In my continuing series on commonly used, but invalid project management tactics and techniques, I simply could not let my traditional targets, the accountants, off the hook. I'm also going to wade back into a matter I began to address over a decade ago, but, since many of my readers are still not convinced, I simply must re-address it.

So, without further ado, here are my myths 8 and 7:

Myth 8: Nothing an accountant can do in general ledger space can produce cost or schedule performance information, or project at-completion costs or dates. Traditional management techniques are oriented toward "maximizing shareholder wealth," and all of the management information systems designed to support that goal--including generally accepted accounting practices--are based on managing assets.

Managing a project's scope, cost or schedule is a completely different animal. Unfortunately, the idea that all of an organization's information involving money simply has to come from the general ledger is a myth that dies hard, if at all, and accountants have absolutely no motive to correct that assumption.

Myth 7: Bottoms-up estimates at completion (EACs*) are more difficult, more time-consuming more expensive and less accurate than the calculated version.

According to the Association for the Advancement of Cost Engineering International, the most detailed estimate available is named, appropriately, a detailed estimate. It is generated by a professional estimator using off-the-shelf software and is so detailed that it can be handed off to a procurement specialist to begin the buying process. However, it is only accurate to within 15 percent of the project's final cost, at best. The most commonly used formula for calculating the EAC is based on the accuracy of the cost performance index (CPI) (EAC = Budget at Completion / CPI).

Dave Christensen has definitively established that the CPI virtually never changes more than 10 percent in either direction once a project has passed the 15 percent complete point. It follows, then, that the EAC calculated using that CPI is also accurate to within 10 percent and extensive analysis has borne this out.

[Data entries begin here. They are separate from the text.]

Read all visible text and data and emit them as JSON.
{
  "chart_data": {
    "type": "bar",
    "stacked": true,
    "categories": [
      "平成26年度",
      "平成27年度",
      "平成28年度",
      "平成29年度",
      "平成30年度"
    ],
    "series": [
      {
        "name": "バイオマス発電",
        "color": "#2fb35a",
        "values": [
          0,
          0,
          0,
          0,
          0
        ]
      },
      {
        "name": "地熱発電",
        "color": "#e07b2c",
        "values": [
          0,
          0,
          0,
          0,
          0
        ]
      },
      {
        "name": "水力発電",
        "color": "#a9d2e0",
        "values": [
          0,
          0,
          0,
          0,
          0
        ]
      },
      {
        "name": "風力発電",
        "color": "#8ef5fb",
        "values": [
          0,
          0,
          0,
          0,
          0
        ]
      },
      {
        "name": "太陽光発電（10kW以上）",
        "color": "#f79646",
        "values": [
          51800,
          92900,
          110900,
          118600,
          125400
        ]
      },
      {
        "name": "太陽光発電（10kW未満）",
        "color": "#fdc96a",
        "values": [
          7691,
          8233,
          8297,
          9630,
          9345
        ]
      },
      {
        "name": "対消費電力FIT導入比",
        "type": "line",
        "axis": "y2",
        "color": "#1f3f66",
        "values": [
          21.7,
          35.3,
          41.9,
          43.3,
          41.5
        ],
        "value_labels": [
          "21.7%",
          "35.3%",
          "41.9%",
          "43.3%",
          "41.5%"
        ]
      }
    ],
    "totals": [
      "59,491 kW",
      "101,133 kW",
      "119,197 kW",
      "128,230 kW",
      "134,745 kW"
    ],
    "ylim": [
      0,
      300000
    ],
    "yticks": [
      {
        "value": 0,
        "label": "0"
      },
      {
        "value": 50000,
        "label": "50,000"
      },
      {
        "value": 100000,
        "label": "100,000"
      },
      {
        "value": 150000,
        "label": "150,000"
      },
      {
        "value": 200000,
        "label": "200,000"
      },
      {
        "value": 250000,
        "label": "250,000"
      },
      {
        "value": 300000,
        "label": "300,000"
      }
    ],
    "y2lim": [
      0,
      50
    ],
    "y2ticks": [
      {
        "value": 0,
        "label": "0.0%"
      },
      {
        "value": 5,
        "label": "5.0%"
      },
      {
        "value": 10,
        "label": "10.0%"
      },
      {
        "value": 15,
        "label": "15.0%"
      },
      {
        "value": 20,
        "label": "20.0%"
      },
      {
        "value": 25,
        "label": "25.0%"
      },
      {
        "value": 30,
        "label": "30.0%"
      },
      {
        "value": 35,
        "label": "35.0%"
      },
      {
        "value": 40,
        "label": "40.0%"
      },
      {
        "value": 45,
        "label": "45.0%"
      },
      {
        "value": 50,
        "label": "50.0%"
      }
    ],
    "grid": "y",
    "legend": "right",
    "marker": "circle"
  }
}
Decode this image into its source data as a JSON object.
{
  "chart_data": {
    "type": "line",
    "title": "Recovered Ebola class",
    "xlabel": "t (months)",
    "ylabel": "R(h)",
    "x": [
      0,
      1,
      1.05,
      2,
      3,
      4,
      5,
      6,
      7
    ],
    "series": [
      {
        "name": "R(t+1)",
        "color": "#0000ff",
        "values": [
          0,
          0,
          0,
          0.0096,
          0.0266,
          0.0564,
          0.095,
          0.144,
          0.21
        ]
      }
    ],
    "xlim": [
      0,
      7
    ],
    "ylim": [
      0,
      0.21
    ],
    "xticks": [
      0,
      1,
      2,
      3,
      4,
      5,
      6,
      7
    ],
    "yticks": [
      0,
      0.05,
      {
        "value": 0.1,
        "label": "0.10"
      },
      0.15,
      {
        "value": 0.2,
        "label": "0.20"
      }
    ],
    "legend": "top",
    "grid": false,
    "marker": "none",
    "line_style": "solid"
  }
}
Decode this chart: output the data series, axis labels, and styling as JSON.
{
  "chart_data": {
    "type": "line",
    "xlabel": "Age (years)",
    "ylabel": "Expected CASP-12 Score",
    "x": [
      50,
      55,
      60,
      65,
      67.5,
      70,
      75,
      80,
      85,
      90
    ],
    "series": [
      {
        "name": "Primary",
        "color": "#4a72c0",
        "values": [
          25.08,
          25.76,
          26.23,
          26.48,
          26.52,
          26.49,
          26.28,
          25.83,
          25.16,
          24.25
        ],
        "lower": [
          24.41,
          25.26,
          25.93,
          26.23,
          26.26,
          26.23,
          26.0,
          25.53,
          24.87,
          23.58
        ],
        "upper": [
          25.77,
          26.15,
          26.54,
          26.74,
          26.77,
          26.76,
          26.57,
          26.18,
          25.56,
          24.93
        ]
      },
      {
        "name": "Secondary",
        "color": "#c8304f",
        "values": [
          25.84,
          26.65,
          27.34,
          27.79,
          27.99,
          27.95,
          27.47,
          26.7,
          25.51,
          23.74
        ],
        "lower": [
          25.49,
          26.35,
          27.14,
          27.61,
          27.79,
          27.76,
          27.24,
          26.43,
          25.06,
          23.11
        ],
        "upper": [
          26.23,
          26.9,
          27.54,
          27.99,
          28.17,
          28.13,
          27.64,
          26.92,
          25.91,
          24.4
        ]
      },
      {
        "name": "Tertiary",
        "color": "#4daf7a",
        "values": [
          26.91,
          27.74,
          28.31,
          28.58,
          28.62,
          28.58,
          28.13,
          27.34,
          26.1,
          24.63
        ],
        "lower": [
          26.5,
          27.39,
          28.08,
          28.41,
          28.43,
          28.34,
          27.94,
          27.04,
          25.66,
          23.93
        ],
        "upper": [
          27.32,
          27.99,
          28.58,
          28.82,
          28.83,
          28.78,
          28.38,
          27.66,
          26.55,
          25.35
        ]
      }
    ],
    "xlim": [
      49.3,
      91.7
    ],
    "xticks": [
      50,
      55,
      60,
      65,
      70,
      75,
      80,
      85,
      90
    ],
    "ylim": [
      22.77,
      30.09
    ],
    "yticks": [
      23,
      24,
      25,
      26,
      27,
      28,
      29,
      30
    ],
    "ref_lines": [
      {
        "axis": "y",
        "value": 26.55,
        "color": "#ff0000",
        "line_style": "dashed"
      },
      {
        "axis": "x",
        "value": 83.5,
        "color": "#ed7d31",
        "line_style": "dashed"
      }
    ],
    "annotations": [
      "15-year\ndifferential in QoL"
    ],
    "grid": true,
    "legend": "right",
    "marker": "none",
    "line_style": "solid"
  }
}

That being the case, the calculated EAC can be derived from three data points, whereas the bottoms-up version needs literally hundreds. That version is also more expensive, if, for no other reason than it takes more professional time to produce. Finally, since within 10 percent is more accurate than within 15 percent, the calculated version just hit the trifecta.

Looking forward to your thoughts on these two myths.

(*A bottoms-up estimate is when you have already started the project, and you re-estimate all remaining work by work breakdown structures element. You take that number, add it to the cumulative actual costs, and you have a "bottoms-up" EAC.)